Neue Verbalattacke Rumsfeld stellt Bundesregierung an den Pranger

US-Verteidigungsminister Donald Rumsfeld sieht weiterhin die Möglichkeit, dass ein Krieg gegen den Irak vermieden werden kann - allerdings nur unter bestimmten Bedingungen. Seine Rede auf der Münchener Sicherheitskonferenz nutzte er für Attacken auf Zögerer in der Uno und auf die Bundesregierung. Außenminister Joschka Fischer wehrte sich.


Hart und nicht herzlich: US-Verteidigungsminister Rumsfeld spart nicht mit Atacken auf die Nato, die Uno und die Bundesregierung
REUTERS

Hart und nicht herzlich: US-Verteidigungsminister Rumsfeld spart nicht mit Atacken auf die Nato, die Uno und die Bundesregierung

München - "Wir hoffen immer noch, dass Gewalt nicht nötig sein wird, um Saddam zu entwaffnen", sagte Rumsfeld in München. "Niemand will Krieg. Krieg ist niemals eine leichte Wahl", sagte er weiter. Der US-Verteidigungsminister ging nach diesen friedlichen Worten aber gleich wieder zu seiner üblichen Rhetorik über: Das Risiko eines Krieges müsse abgewogen werden gegen die Risiken, nichts zu tun, während Irak nach Massenvernichtungswaffen strebe.

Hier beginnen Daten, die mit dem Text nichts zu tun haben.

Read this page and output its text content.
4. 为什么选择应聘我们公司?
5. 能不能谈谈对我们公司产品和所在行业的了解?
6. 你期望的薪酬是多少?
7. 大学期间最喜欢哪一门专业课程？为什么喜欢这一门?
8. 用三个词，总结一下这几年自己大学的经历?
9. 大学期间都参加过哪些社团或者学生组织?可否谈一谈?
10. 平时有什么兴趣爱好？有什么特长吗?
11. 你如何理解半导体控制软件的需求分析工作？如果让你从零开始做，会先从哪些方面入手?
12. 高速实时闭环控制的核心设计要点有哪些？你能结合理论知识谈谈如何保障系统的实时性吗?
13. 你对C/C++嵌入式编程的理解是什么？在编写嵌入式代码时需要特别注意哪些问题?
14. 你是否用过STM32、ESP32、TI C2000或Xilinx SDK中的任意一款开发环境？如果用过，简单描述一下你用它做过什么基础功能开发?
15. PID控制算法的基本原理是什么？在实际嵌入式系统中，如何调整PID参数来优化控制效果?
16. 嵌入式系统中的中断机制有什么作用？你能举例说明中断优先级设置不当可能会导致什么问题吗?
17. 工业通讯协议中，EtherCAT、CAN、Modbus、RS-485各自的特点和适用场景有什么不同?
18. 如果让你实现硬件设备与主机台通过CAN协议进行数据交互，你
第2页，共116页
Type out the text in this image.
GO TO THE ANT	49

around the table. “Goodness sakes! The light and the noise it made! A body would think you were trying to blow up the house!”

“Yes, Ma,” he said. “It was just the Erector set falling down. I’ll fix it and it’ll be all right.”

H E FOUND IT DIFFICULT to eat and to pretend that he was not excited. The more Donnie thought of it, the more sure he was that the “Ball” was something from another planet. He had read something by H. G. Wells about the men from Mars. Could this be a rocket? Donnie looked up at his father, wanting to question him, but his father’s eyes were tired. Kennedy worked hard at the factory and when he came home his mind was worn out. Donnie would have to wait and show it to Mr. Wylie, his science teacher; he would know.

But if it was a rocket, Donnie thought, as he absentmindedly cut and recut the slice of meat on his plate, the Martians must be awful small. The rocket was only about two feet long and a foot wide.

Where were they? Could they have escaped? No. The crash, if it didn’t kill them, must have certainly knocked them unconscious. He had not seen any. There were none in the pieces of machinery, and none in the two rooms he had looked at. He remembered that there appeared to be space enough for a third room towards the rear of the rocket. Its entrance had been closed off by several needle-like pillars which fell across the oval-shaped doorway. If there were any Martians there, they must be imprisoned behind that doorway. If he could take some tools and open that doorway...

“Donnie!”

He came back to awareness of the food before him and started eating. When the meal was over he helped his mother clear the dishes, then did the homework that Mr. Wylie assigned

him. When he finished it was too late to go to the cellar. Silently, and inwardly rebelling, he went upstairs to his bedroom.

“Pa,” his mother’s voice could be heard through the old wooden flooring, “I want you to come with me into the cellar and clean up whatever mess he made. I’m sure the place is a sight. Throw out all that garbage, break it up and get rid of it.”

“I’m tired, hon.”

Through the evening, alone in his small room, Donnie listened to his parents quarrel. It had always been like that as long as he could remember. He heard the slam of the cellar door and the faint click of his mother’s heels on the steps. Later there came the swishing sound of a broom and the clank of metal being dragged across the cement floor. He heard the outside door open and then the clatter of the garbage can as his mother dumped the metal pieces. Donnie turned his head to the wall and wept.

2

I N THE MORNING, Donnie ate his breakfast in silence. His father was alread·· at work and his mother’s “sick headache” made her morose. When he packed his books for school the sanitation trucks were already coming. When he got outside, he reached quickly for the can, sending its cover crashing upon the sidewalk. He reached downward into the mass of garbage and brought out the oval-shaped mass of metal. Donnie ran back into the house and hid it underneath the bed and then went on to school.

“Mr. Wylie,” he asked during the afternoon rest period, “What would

Es sei schwierig zu sehen, wie man dieses Ziel Iraks nach dem Bericht von US-Außenminister Colin Powell noch bezweifeln könne. Nach Ansicht des US-Verteidigungsministers wird die Welt in Tagen oder Wochen wissen, ob Irak mit den Uno-Waffeninspektoren kooperiere. Auch von der Frage der Zusammenarbeit hängt die Entscheidung eines möglichen Angriffs auf den Irak ab.

In seiner betont lockeren Art stellte er aber noch eine weitere Bedingung dafür, dass die USA nicht in den Krieg zieht: "Ich würde es liebend gerne sehen, wenn Saddam mit seiner Familie und ein paar guten Freunden das Land verlassen würde".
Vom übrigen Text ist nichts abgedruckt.